Janna nodded, and turned to her. 'I believe that, at some stage, your brother must have won some money at the cockfights. There is no reason for his purse to be taken else.'
'You can't blame Odo for that,' Emma objected. 'It may have happened that Anselm saw the thief cut his purse and chased after him – and was murdered for it. It could have been anyone.'
'I don't think so. If Anselm saw the thief and chased after him, he would have drawn his dagger, he would have been armed and on his guard.' Janna paused to order her argument. 'No, I believe Anselm knew the thief and that was why he had to be silenced. I also believe he was taken by surprise, and by someone he trusted, for he made no effort to arm or defend himself before his throat was cut.'
Odo – or Peter Thatcher? Her comments could apply to either man, but she knew Emma would hear nothing against her beloved. That possibility was something she must discuss later with Hugh, when they were alone.
'It could be that Odo met Anselm, either by chance or arrangement, near the ditch where he was found,' she hurried on. 'Your brother would have had no cause for concern, no reason to fear a man he knew well, which is why there are no signs of a fight. The attack, when it came, must have been sudden and completely unexpected. Odo had to kill your brother before he could take his purse, for he could not leave him alive to bear witness. But he cut the purse off afterwards, to make us think it was the work of a common thief.'
'If that is so, the purse will be stained with Anselm's blood!' Forgetting his wound in the excitement of the chase, Hugh jerked upright. He subsided with a groan. Sweat broke out across his forehead. Janna hoped the sudden movement hadn't torn apart the newly healing skin.

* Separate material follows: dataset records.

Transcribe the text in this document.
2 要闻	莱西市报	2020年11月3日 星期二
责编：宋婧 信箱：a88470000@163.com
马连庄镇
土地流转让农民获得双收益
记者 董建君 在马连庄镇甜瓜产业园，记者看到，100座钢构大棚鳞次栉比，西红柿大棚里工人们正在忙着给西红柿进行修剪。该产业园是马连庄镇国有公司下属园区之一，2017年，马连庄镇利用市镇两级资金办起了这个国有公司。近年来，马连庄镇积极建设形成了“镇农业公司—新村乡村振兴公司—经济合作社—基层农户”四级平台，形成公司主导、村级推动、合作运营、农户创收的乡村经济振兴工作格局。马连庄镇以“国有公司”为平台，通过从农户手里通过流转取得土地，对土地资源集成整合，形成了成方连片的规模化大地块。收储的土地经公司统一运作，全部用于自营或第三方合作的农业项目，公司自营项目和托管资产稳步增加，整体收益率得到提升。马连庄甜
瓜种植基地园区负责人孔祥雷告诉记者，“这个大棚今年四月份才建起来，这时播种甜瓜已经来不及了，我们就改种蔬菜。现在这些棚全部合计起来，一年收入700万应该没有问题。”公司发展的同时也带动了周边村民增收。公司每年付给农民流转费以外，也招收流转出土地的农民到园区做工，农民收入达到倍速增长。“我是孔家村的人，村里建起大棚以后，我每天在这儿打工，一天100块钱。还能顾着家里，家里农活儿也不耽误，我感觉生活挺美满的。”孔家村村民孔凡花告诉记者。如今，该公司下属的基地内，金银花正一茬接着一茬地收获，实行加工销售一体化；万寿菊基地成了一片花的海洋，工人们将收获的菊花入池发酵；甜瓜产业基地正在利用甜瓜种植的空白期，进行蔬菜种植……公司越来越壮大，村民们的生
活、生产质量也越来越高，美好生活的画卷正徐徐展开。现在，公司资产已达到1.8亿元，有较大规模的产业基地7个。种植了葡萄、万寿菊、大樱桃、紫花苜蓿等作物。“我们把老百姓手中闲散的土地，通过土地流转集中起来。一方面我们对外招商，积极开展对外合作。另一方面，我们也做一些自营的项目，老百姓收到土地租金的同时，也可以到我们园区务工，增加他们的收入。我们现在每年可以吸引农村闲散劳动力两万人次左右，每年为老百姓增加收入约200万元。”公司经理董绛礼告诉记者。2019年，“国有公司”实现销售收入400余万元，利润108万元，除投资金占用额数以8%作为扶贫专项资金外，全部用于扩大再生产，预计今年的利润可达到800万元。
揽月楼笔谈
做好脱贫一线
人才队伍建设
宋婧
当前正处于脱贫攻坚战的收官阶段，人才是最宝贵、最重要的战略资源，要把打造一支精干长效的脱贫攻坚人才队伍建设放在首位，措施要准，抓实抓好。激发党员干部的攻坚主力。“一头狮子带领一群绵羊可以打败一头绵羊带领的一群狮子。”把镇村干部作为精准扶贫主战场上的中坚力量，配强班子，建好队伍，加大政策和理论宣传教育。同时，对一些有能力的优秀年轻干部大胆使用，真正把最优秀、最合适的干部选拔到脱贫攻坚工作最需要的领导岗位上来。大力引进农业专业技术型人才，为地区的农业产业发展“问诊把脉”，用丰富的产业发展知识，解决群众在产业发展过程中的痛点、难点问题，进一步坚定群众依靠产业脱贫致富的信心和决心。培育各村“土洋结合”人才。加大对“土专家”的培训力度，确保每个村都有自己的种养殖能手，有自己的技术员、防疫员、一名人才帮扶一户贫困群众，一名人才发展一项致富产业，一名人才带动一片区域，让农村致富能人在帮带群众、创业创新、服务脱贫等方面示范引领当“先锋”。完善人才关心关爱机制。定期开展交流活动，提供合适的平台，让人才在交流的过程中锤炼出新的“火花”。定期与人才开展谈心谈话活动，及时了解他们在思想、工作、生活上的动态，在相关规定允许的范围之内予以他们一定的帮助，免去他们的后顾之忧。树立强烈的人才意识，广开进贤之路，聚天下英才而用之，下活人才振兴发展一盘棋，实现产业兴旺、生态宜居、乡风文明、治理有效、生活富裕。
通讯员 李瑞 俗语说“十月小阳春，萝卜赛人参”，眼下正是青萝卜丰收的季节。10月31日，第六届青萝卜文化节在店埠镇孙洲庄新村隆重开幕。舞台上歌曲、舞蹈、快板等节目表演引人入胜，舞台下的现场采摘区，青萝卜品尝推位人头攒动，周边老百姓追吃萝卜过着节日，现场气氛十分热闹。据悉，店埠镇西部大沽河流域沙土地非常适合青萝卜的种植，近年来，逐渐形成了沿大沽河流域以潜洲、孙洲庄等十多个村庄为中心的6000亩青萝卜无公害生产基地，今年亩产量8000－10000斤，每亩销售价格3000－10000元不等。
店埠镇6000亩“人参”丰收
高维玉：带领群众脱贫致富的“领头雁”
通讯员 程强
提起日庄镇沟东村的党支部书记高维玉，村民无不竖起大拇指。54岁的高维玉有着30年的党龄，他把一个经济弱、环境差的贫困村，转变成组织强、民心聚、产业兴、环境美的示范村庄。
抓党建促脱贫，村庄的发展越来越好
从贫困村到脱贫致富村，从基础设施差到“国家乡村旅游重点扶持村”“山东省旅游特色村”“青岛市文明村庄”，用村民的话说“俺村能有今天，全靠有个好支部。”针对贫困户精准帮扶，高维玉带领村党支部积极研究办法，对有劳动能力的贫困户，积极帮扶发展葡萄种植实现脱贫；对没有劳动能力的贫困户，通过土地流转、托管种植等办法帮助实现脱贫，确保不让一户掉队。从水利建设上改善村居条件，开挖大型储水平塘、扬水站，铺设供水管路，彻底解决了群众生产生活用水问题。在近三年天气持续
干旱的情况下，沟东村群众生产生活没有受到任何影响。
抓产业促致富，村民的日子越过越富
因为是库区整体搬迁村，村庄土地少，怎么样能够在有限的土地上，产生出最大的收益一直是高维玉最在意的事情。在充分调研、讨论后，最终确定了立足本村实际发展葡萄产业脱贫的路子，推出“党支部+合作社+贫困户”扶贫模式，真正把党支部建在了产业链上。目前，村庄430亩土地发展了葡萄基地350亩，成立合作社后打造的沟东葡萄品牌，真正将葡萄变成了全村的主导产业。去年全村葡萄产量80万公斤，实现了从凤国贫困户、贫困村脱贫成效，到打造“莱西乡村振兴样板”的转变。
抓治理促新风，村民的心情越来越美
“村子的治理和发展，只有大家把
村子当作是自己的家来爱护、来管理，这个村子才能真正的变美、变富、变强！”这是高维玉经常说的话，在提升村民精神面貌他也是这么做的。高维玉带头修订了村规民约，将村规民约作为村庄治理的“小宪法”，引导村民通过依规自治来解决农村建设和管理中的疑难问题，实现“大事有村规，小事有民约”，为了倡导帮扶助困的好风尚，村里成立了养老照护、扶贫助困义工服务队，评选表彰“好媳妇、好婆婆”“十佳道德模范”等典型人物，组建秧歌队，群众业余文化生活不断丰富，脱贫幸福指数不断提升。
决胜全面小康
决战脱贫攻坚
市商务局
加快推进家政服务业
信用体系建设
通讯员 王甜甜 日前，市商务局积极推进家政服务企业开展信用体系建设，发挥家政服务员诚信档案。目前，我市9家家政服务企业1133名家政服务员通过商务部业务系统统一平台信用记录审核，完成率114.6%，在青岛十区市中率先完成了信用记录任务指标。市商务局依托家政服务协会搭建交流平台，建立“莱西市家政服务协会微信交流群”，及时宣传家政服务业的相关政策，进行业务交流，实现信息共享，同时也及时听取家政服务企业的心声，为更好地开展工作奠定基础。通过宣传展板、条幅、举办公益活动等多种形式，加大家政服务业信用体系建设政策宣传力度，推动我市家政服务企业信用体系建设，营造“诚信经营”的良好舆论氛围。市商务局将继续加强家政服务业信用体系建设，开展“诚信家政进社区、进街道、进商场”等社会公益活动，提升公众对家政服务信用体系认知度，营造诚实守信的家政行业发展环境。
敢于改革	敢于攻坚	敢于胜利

'We must go after Odo,' Emma said with determination. 'Hugh . . .' Her voice trailed away as she noticed his pallor.
'I'll come with you,' Janna said quickly. 'Th
e fair is over and people are already leaving Wiltune. We must make haste.'
'It's not safe for you to go alone. I'm coming with you.' Hugh swept aside the blanket that covered him, revealing a shirt stained with fresh blood.
'No, sire, you are not.' Sister Anne had entered the cubicle and taken in the situation with one glance. 'Look at the damage you have caused by rising from your bed too soon! You must rest and give that wound a chance to heal or I will not answer for the consequences.'
'I can go in my lord's place,' Janna said quickly, adding, 'if you will give me permission to leave the abbey, Sister?'
The infirmarian looked somewhat doubtful.
'Please!' Emma was anxious to be gone, but fearful of carrying out her task alone.
'You have taken no vows, you have merely sought safety here in the abbey?' Sister Anne questioned Janna.
'Yes.'
'Then you are free to leave whenever you will. But . . .' Sister Anne checked Janna's rush to the door. 'But if you leave, you may not find it quite so easy to return.'
'Why not?' Hugh demanded, before Janna could say anything. 'Surely the pursuit of truth and justice is all part of carrying out God's work?'
Sister Anne nodded thoughtfully. 'There is some merit in what you say,' she conceded.
'Then let Sister Johanna accompany Mistress Emma, for there are questions to be asked before those who might be able to answer them leave Wiltune. They must make haste, Sister! There is no time to lose.' Hugh cast an uncertain glance at Janna. 'But I beg you to be careful,' he said slowly. 'Both of you. And especially you, Johanna.'
ELEVEN
JANNA FELT AN exhilarating sense of freedom as they left the abbey. Nevertheless, she couldn't resist a nervous glance over her shoulder as they came to the site of the fair. There were still a number of people about, those who were busy demolishing booths and stalls, plus some of the traders who'd occupied them and were now busy packing away their goods and loading them onto sumpter horses or stacking them onto carts.